# TensorFlow Assignment: Convolutional Neural Network (CNN)

**[Duke Community Standard](http://integrity.duke.edu/standard.html): By typing your name below, you are certifying that you have adhered to the Duke Community Standard in completing this assignment.**

Name: Pratyush Sharma

### Convolutional Neural Network

Build a 2-layer CNN for MNIST digit classfication. Feel free to play around with the model architecture and see how the training time/performance changes, but to begin, try the following:

Image -> convolution (32 5x5 filters) -> nonlinearity (ReLU) ->  (2x2 max pool) -> convolution (64 5x5 filters) -> nonlinearity (ReLU) -> (2x2 max pool) -> fully connected (256 hidden units) -> nonlinearity (ReLU) -> fully connected (10 hidden units) -> softmax

Some tips:
- The CNN model might take a while to train. Depending on your machine, you might expect this to take up to half an hour. If you see your validation performance start to plateau, you can kill the training.

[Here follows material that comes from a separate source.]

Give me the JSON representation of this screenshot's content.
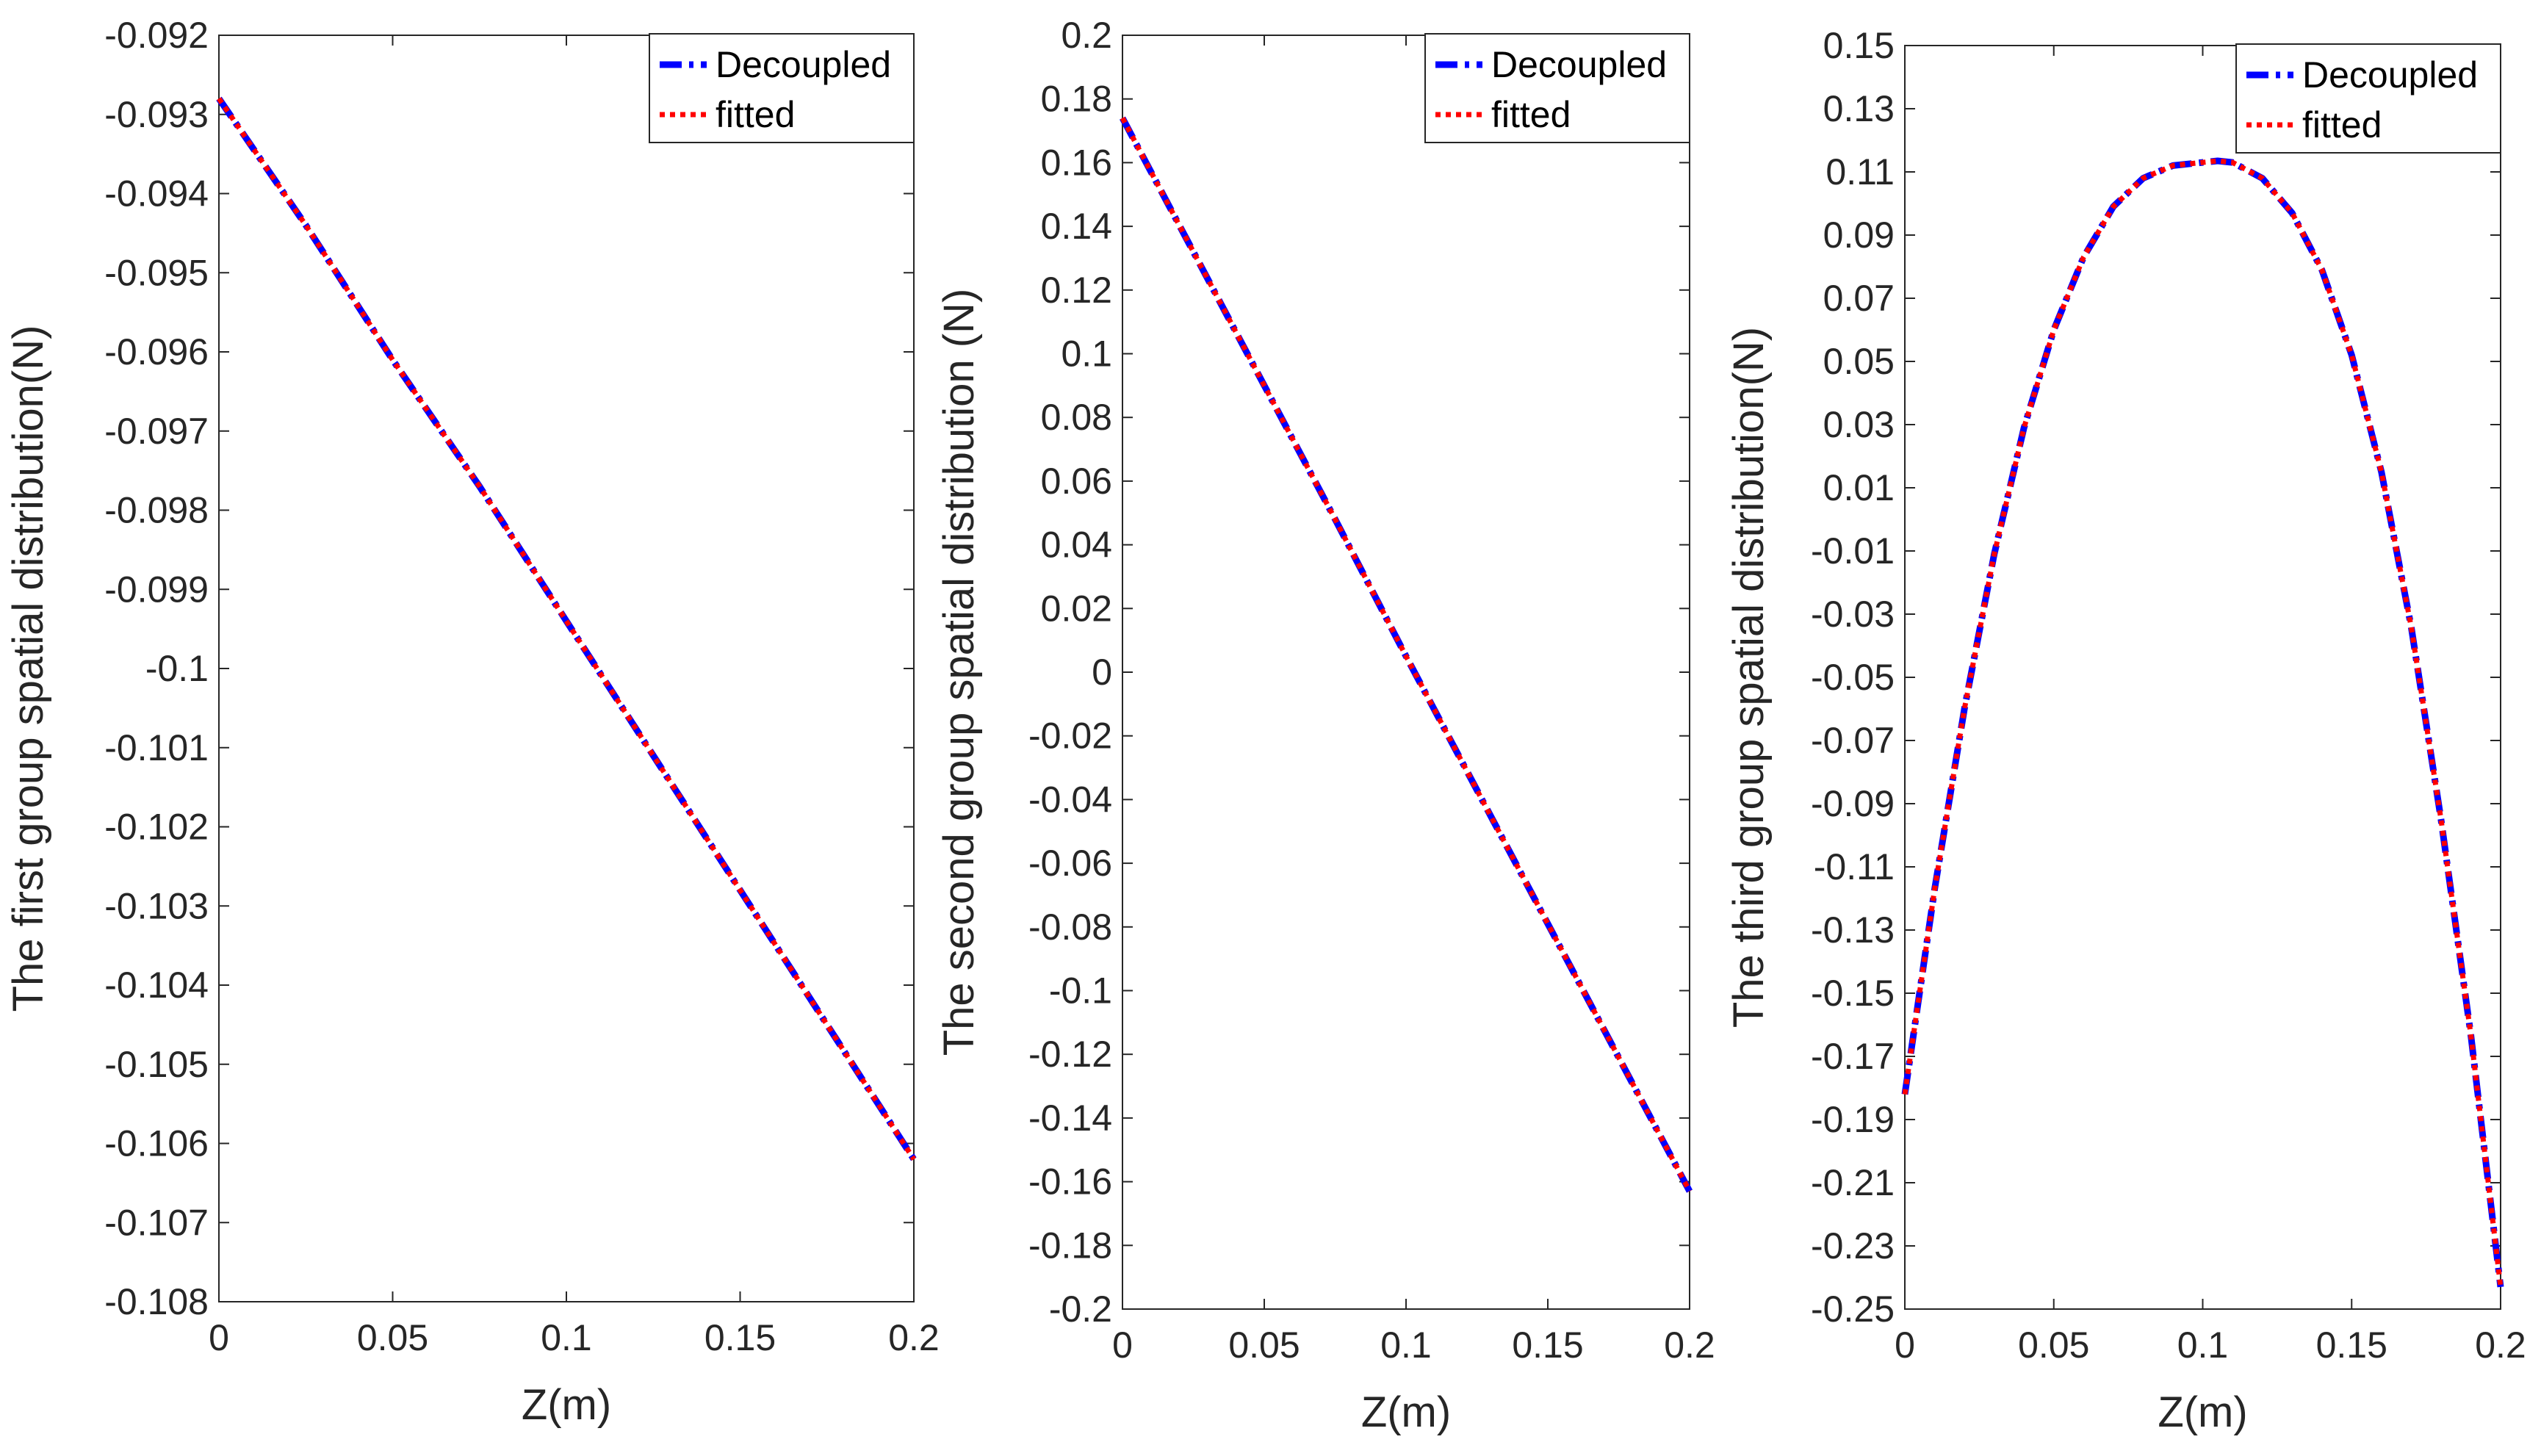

- Since CNNs a more complex than the logistic regression and MLP models you've worked with before, so you may find it helpful to use a more advanced optimizer. You're model will train faster if you use [`tf.train.AdamOptimizer`](https://www.tensorflow.org/api_docs/python/tf/train/AdamOptimizer) instead of `tf.train.GradientDescentOptimizer`. A learning rate of 1e-4 is a good starting point.

In [1]:
### YOUR CODE HERE ###
import tensorflow as tf

from tensorflow.keras.models import Sequential
from tensorflow.keras.layers import Dense, Dropout, Activation, Flatten, Conv2D, MaxPooling2D

import matplotlib.pyplot as plt
from tensorflow.keras.datasets import mnist
from tensorflow.keras.utils import to_categorical

#load data
(X_train, y_train), (X_test, y_test) = mnist.load_data()

#reshape data to fit model
X_train = X_train.reshape(60000,28,28,1)
X_test = X_test.reshape(10000,28,28,1)

#one-hot encode target column
y_train = to_categorical(y_train)
y_test = to_categorical(y_test)

#create model
model = Sequential()

#add model layers
model.add(Conv2D(32, kernel_size=5, activation='relu', input_shape=(28,28,1)))
model.add(MaxPooling2D(pool_size=(2, 2)))
model.add(Conv2D(64, kernel_size=5, activation='relu'))
model.add(MaxPooling2D(pool_size=(2, 2)))
model.add(Flatten())
model.add(Dense(256, activation='relu'))
model.add(Dense(10, activation='softmax'))

#compile model using accuracy as a measure of model performance
model.compile(optimizer='adam', loss='categorical_crossentropy', metrics=['accuracy'])


#train model
model.fit(X_train, y_train,validation_data=(X_test, y_test), epochs=3)

#show predictions for the first 3 images in the test set
#model.predict(X_test[:4])

#show actual results for the first 3 images in the test set
#y_test[:4]



Downloading data from https://storage.googleapis.com/tensorflow/tf-keras-datasets/mnist.npz
Instructions for updating:
Call initializer instance with the dtype argument instead of passing it to the constructor
Train on 60000 samples, validate on 10000 samples
Epoch 1/3
Epoch 2/3
Epoch 3/3


<tensorflow.python.keras.callbacks.History at 0x7fd0001d4da0>

### Short answer

1\. How does the CNN compare in accuracy with yesterday's logistic regression and MLP models? How about training time?

After completing the three assignments, we get the following accuracy scores -
1) Logistic regression model - 91.85%
2) MLP model - 96.60%
3) CNN model - 98.27%
Clearly, CNN model accuracy is better than logistic regression and MLP models. 
But the training time is more than other models for CNN model. Where CNN takes approx. 15min to train, MLP and logistic regression models hardly took 2-3 mins.

2\. How many trainable parameters are there in the CNN you built for this assignment?

*Note: By trainable parameters, I mean individual scalars. For example, a weight matrix that is 10x5 has 50.*

 Conv1      Conv2        Dense1       Dense2 
(5x5x32) + (5x5x64) + (7x7x64x256) + (256x10) = 807,776

3\. When would you use a CNN versus a logistic regression model or an MLP?

The benefit of using CNNs is their ability to develop an internal representation of a two-dimensional image. Thus, CNN shouldbe used with Image data. CNNs work well with data that has a spatial relationship. They provide higher accuracy, at the cost of higher computation and training time.